SMP 7 is a particularly interesting standard to look at in the high school curriculum because we can find structure in expressions, diagrams, graphs and more. This year I worked closely with the Algebra teachers in my district while we implemented a new curriculum. One problem in particular from our new curriculum is below. ( From

Engage NY Algebra Module 4 Lesson 8 (Student View) )

Students use the symmetry of a parabola to complete the graph (structure in the graph). Later in the problem set students make note of the pattern in the table of values (structure in the table).

There were additional problems that made use of the structure of a parabola in order to solve.
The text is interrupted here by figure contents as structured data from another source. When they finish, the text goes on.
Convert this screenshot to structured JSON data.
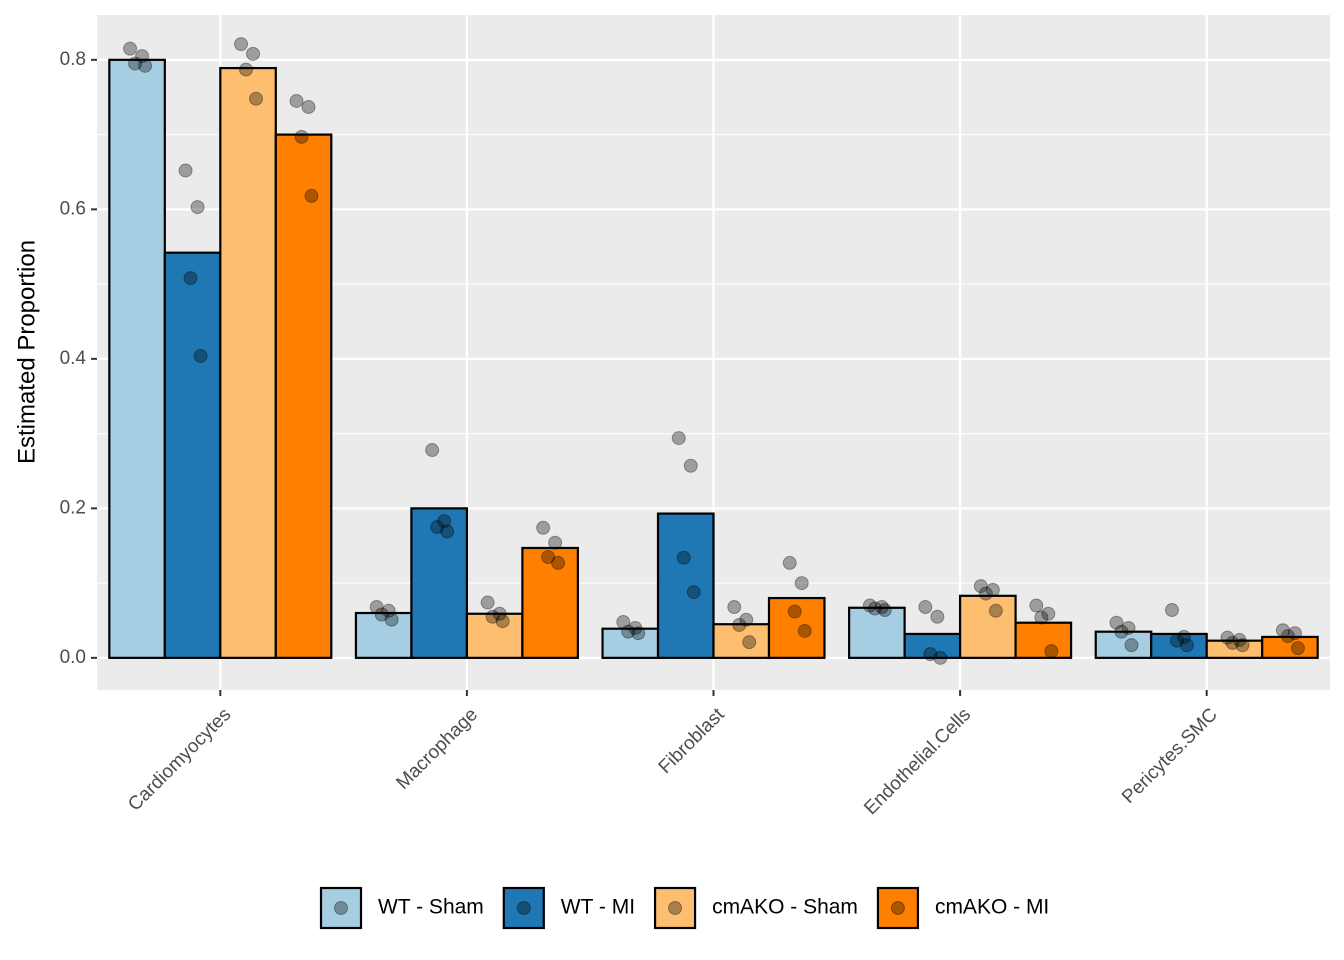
{
  "chart_data": {
    "type": "bar",
    "y_label": "Estimated Proportion",
    "categories": [
      "Cardiomyocytes",
      "Macrophage",
      "Fibroblast",
      "Endothelial.Cells",
      "Pericytes.SMC"
    ],
    "series": [
      {
        "name": "WT - Sham",
        "color": "#a6cee3",
        "values": [
          0.8,
          0.06,
          0.039,
          0.067,
          0.035
        ],
        "points": [
          [
            0.815,
            0.805,
            0.795,
            0.792
          ],
          [
            0.068,
            0.063,
            0.058,
            0.051
          ],
          [
            0.048,
            0.04,
            0.035,
            0.033
          ],
          [
            0.07,
            0.068,
            0.066,
            0.064
          ],
          [
            0.047,
            0.04,
            0.035,
            0.017
          ]
        ]
      },
      {
        "name": "WT - MI",
        "color": "#1f78b4",
        "values": [
          0.542,
          0.2,
          0.193,
          0.032,
          0.032
        ],
        "points": [
          [
            0.652,
            0.603,
            0.508,
            0.404
          ],
          [
            0.278,
            0.183,
            0.175,
            0.169
          ],
          [
            0.294,
            0.257,
            0.134,
            0.088
          ],
          [
            0.068,
            0.055,
            0.005,
            0.0
          ],
          [
            0.064,
            0.028,
            0.023,
            0.017
          ]
        ]
      },
      {
        "name": "cmAKO - Sham",
        "color": "#fdbf6f",
        "values": [
          0.789,
          0.059,
          0.045,
          0.083,
          0.023
        ],
        "points": [
          [
            0.821,
            0.808,
            0.787,
            0.748
          ],
          [
            0.074,
            0.059,
            0.055,
            0.049
          ],
          [
            0.068,
            0.051,
            0.044,
            0.021
          ],
          [
            0.096,
            0.091,
            0.086,
            0.063
          ],
          [
            0.027,
            0.024,
            0.02,
            0.017
          ]
        ]
      },
      {
        "name": "cmAKO - MI",
        "color": "#ff7f00",
        "values": [
          0.7,
          0.147,
          0.08,
          0.047,
          0.028
        ],
        "points": [
          [
            0.745,
            0.737,
            0.697,
            0.618
          ],
          [
            0.174,
            0.154,
            0.135,
            0.127
          ],
          [
            0.127,
            0.1,
            0.062,
            0.036
          ],
          [
            0.07,
            0.059,
            0.054,
            0.009
          ],
          [
            0.037,
            0.033,
            0.029,
            0.013
          ]
        ]
      }
    ],
    "ylim": [
      -0.043,
      0.86
    ],
    "yticks": [
      {
        "value": 0,
        "label": "0.0"
      },
      0.2,
      0.4,
      0.6,
      0.8
    ],
    "grid": true,
    "legend": "bottom"
  }
}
- Is f(4) greater than or less than -6? Explain
- f(-4)= -13. Predict the value for f(4) and explain your answer.

Towards the end of the lesson there was a section called

**Finding a Unique Quadratic Function**. Below are some of the prompts from that section:

- Can you graph a quadratic function if you don’t know the vertex? Can you graph a quadratic function if you
only know the 𝑥-intercepts?
- Remember that we need to know at least two points to define a unique line. Can you identify a unique
quadratic function with just two points? Explain.

At one of the schools that I work at we spent two days exploring the structure of parabolas and questions like the ones above using Desmos.

Day 1 Activity:

Broken Parabolas
Day 2 Activity:

1-3-5-7 Parabola Challenges
In the 1-3-5-7 Parabola Challenges students explored the symmetry of parabolas by locating missing points given a set of points on a parabola. For this lesson students only looked at parabolas with an a value of 1. We didn't use that language since it was an introductory lesson, but it allowed students to use 1,3,5,7 (etc.) pattern when comparing the differences in y-values.The hope was that this informal exploration would set students up to look for and make use of structure when they graph parabolas by hand later in the unit.

Having students reason through the problems using a pattern can also make for a great error analysis activity. Some of the student work from Activity 2 is below. Each of these challenges started off with a set of blue points, and students were able to drag the red points to complete the parabola. They would then turn on the green function to check that it is going through all of the red and blue points. At the end there are also a couple of unique responses for challenges 1 and 2 from the 1-3-5-7 Parabola Challenges activity that would have been great to share with the class.

The original version of this activity had students entering coordinates into a table instead of dragging points. I thought this would help them focus on the patterns in a table of values as well, which could be an additional problem solving tool for them to utilize later in the chapter. This turned out to be too challenging for the group of students that I initially worked with. Adding points to a table of values using a pattern requires strong number sense, and is a different skill then having students use a pattern to add points to a coordinate grid. Here is the

original activity in case you'd like to take a look.

Focusing on SMP 7 in the planning of these activities shaped them in ways that led to increased reasoning and discourse. Of course this is not the only way to increase mathematical reasoning, but definitely worthy of some focus this summer.

Footnote: I also wanted to thank Silicon Valley Math Initiative for an inspiring end of the year session. Their summer focus is also on SMP 7, and we launched this work in our last session by finding examples of SMP 7 in the K-12 curriculum. I've been thinking about SMP 7 and seeing examples of it ever since.